Mounir Acherki - französischer Mittelstreckler, nationale Ebene

Mounir Acherki, Lang- und Mittelstreckenläufer auf gutem nationalen Niveau, wurde im November 2015 in Colmar wegen des Erwerbs und Besitzes von EPO zu 4 Monaten Gefängnis auf Bewährung und einer Geldstrafe von 500 € verurteilt. Sportrechtliche Ermittlungen und eine sportrechtlich Strafe gab es nicht. Er war nie positiv getestet worden. Den Französischen Leichtathletikverband interessierte der Fall nicht, er zeigte keinerlei Interesse daran, obwohl der WADA-Code auch Ermittlungen im Falle des Besitzes von verbotenen Substanzen vorsieht.

 

Der hier geschilderte Fall zeigt Widersprüche in den Aussagen auf, zeigt persönliche Verflechtungen und lässt ahnen, was solch ein Prozess für die Betroffenen bedeuten kann.

 

Der folgende Text beruht auf dem Dossier Mounir Acherki des französischen Blogs Spe15. Das Dossier besteht aus drei Teilen, u.a. aus einem ausführlichem Interview mit Mounir Acherki.

 

Die beiden Schilderungen über Hintergrund des Falles und den Tag vor Gericht habe ich kurz zusammen gefasst. Das Interview kann in einer ausführlicheren Übersetzung >>> hier am Ende dieser nachgelesen werden.

 



Anklage wegen Erwerbs und Besitzes von Dopingmitteln

Sportlich groß geworden ist Mounir Acherki im Leichtathletik Club Pays Colmar AC, mit dessen Lizenz er von 2004 bis 2011 Mittelstrecken bestritt und recht erfolgreich war. 2011 wechselte er zu ASPTT Nancy, wollte jedoch nach 2-3 Jahren nach Colmar zurück kehren. Die Beziehungen zu seinem alten Club hatten Bestand, zerbrachen jedoch fast, als bekannt wurde, dass Mounir zwar im Jahr 2013 zwar zurück gekommen war aber gemeinsam mit seinem Freund Salah Saber einen eigenen Leichtathletik-Club, das Collectif Athlétisme Colmar, kurz CAC'10, aufbauen wollte. Der Club hatte sich zur Aufgabe gemacht, Jugendlichen eines sozialen Problem-Viertels Alternativen zu bieten. Mounier arbeitete mit den jungen Sportler/innen neben seiner eigenen sportlichen Karriere als Trainer.

 

Mounir Acherki bestritt 2014 und 2015 erfolgreich Wettkämpfe. Doch schon längere Zeit stand er nach Aussagen von Guillaume Zekri unter Beobachtung der Dopingfahnder. Zekri, ehemals erfolgreicher 400m-Hindernisläufer und sportlicher Kollege von Acherki beim Colmarer Club, jetzt als Trainer und Beauftragter der französischen Anti-Doping-Agentur AFLD aktiv, erläutert, dass Mounir bereits seit etwa 2013 aufgrund seiner Leistungen und seines Auftretens in den Stadien unter Beobachtung gestanden hatte. Er betont, dass Haltung und Auftreten von Sportlern einiges über ihr Dopingverhalten verraten könne.

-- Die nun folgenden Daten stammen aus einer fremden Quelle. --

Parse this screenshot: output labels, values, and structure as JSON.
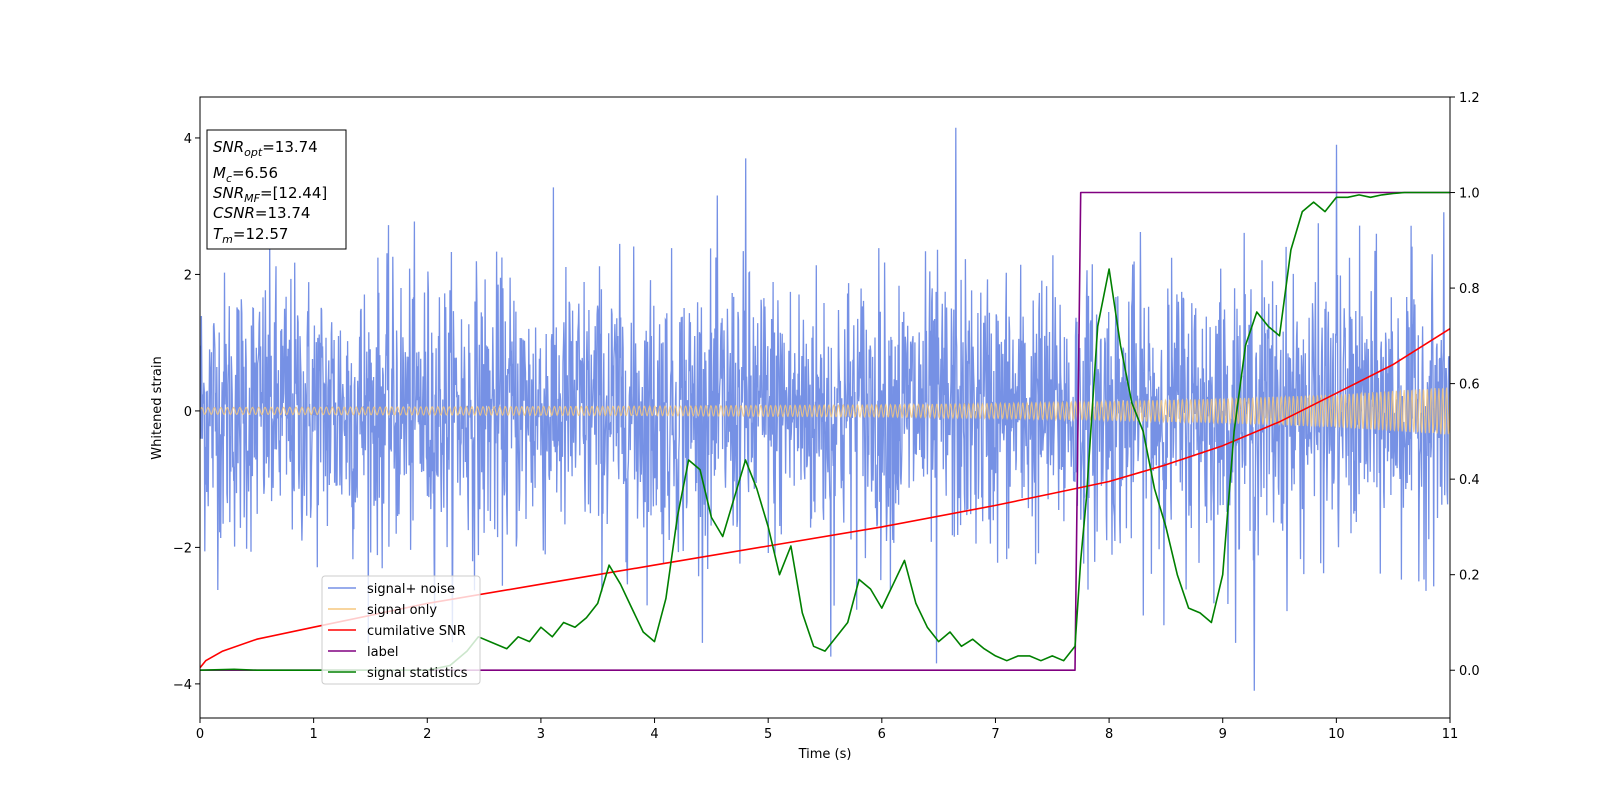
{
  "chart_data": {
    "type": "line",
    "xlabel": "Time (s)",
    "ylabel": "Whitened strain",
    "xlim": [
      0,
      11
    ],
    "ylim": [
      -4.5,
      4.6
    ],
    "y2lim": [
      -0.1,
      1.2
    ],
    "x_ticks": [
      "0",
      "1",
      "2",
      "3",
      "4",
      "5",
      "6",
      "7",
      "8",
      "9",
      "10",
      "11"
    ],
    "y_ticks": [
      "−4",
      "−2",
      "0",
      "2",
      "4"
    ],
    "y2_ticks": [
      "0.0",
      "0.2",
      "0.4",
      "0.6",
      "0.8",
      "1.0",
      "1.2"
    ],
    "legend_position": "lower-left",
    "info_box": {
      "snr_opt": {
        "base": "SNR",
        "sub": "opt",
        "value": "=13.74"
      },
      "mc": {
        "base": "M",
        "sub": "c",
        "value": "=6.56"
      },
      "snr_mf": {
        "base": "SNR",
        "sub": "MF",
        "value": "=[12.44]"
      },
      "csnr": {
        "base": "CSNR",
        "value": "=13.74"
      },
      "tm": {
        "base": "T",
        "sub": "m",
        "value": "=12.57"
      }
    },
    "series": [
      {
        "name": "signal+ noise",
        "color": "#7691e5",
        "axis": "left",
        "description": "whitened noisy strain, roughly Gaussian with std ~1, peaks up to ~4.2",
        "noise_std": 1.0,
        "peaks": [
          [
            6.65,
            4.15
          ],
          [
            10.0,
            3.9
          ],
          [
            4.8,
            3.7
          ],
          [
            9.28,
            -4.1
          ],
          [
            6.48,
            -3.7
          ],
          [
            5.55,
            -3.6
          ]
        ]
      },
      {
        "name": "signal only",
        "color": "#f5c77e",
        "axis": "left",
        "envelope": {
          "x": [
            0,
            2,
            4,
            6,
            7,
            8,
            9,
            10,
            11
          ],
          "amplitude": [
            0.05,
            0.06,
            0.07,
            0.09,
            0.11,
            0.14,
            0.18,
            0.24,
            0.35
          ]
        }
      },
      {
        "name": "cumilative SNR",
        "color": "#ff0000",
        "axis": "right",
        "x": [
          0,
          0.05,
          0.2,
          0.5,
          1,
          2,
          3,
          4,
          5,
          6,
          7,
          7.5,
          8,
          8.5,
          9,
          9.5,
          10,
          10.5,
          11
        ],
        "y": [
          0.005,
          0.02,
          0.04,
          0.065,
          0.09,
          0.14,
          0.18,
          0.22,
          0.26,
          0.3,
          0.345,
          0.37,
          0.395,
          0.43,
          0.47,
          0.52,
          0.58,
          0.64,
          0.715
        ]
      },
      {
        "name": "label",
        "color": "#800080",
        "axis": "right",
        "x": [
          0,
          7.7,
          7.75,
          11
        ],
        "y": [
          0,
          0,
          1,
          1
        ]
      },
      {
        "name": "signal statistics",
        "color": "#008000",
        "axis": "right",
        "x": [
          0,
          0.3,
          0.5,
          1.0,
          1.5,
          2.0,
          2.2,
          2.35,
          2.45,
          2.55,
          2.7,
          2.8,
          2.9,
          3.0,
          3.1,
          3.2,
          3.3,
          3.4,
          3.5,
          3.6,
          3.7,
          3.8,
          3.9,
          4.0,
          4.1,
          4.2,
          4.3,
          4.4,
          4.5,
          4.6,
          4.7,
          4.8,
          4.9,
          5.0,
          5.1,
          5.2,
          5.3,
          5.4,
          5.5,
          5.6,
          5.7,
          5.8,
          5.9,
          6.0,
          6.1,
          6.2,
          6.3,
          6.4,
          6.5,
          6.6,
          6.7,
          6.8,
          6.9,
          7.0,
          7.1,
          7.2,
          7.3,
          7.4,
          7.5,
          7.6,
          7.7,
          7.75,
          7.8,
          7.9,
          8.0,
          8.1,
          8.2,
          8.3,
          8.4,
          8.5,
          8.6,
          8.7,
          8.8,
          8.9,
          9.0,
          9.1,
          9.2,
          9.3,
          9.4,
          9.5,
          9.6,
          9.7,
          9.8,
          9.9,
          10.0,
          10.1,
          10.2,
          10.3,
          10.4,
          10.5,
          10.6,
          10.7,
          10.8,
          10.9,
          11.0
        ],
        "y": [
          0.0,
          0.002,
          0.0,
          0.0,
          0.0,
          0.0,
          0.01,
          0.04,
          0.07,
          0.06,
          0.045,
          0.07,
          0.06,
          0.09,
          0.07,
          0.1,
          0.09,
          0.11,
          0.14,
          0.22,
          0.18,
          0.13,
          0.08,
          0.06,
          0.15,
          0.32,
          0.44,
          0.42,
          0.32,
          0.28,
          0.36,
          0.44,
          0.38,
          0.3,
          0.2,
          0.26,
          0.12,
          0.05,
          0.04,
          0.07,
          0.1,
          0.19,
          0.17,
          0.13,
          0.18,
          0.23,
          0.14,
          0.09,
          0.06,
          0.08,
          0.05,
          0.065,
          0.045,
          0.03,
          0.02,
          0.03,
          0.03,
          0.02,
          0.03,
          0.02,
          0.05,
          0.23,
          0.36,
          0.72,
          0.84,
          0.68,
          0.56,
          0.5,
          0.38,
          0.3,
          0.2,
          0.13,
          0.12,
          0.1,
          0.2,
          0.5,
          0.68,
          0.75,
          0.72,
          0.7,
          0.88,
          0.96,
          0.98,
          0.96,
          0.99,
          0.99,
          0.995,
          0.99,
          0.995,
          0.998,
          1.0,
          1.0,
          1.0,
          1.0,
          1.0
        ]
      }
    ]
  }
}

Im Januar 2014 hatte der Zoll ein für Acherki bestimmtes Paket mit 10 EPO-Ampullen aus Thailand sicher gestellt. Mounir Acherli wurde darüber informiert, aber auch Zekri, der begann ein Anklagedossier zusammen zu stellen, das durch Angaben von Vanessa Ouar, einer jungen von Mounir trainierten Athletin und engen Freundin von ihm, ergänzt wurde. Sie war von diesem gebeten worden, ein Paket für ihn in Empfang zu nehmen, wobei sie feststellen musste, dass darin Dopingmittel enthalten waren. Im Prozess sagte sie aus, sie habe sich an die AFLD gewandt in der Hoffnung, damit Mounir vor juristische Ermittlungen zu schützen. Zekri sah seinen Verdacht bestätigt und reichte später eine Klage bei der französische Staatsanwaltschaft ein, die später durch eine weitere von Vanessa Ouar ergänzt wurde. In Frankreich ist der Erwerb und der Handel mit Dopingmitteln verboten, das Eigendoping selbst ist straffrei.

 

Mehrfach wurden angeblich bei Mounir während der Beobachtungsphase Trainingskontrollen durchgeführt. Mounir bestreitet dies allerdings, er sei nie kontrolliert worden. Einen positiven Test gab es jedenfalls nie. Allerdings, so erinnerte sich einer seiner Trainer, habe er es verstanden, Kontrollen aus dem Wege zu gehen. Seinen beiden Freunden Salah Saber und Vanessa Ouar gegenüber hatte Mounir jedoch bereits Doping zugegeben, seinen eigenen Aussagen nach aber nur für das Jahr 2014.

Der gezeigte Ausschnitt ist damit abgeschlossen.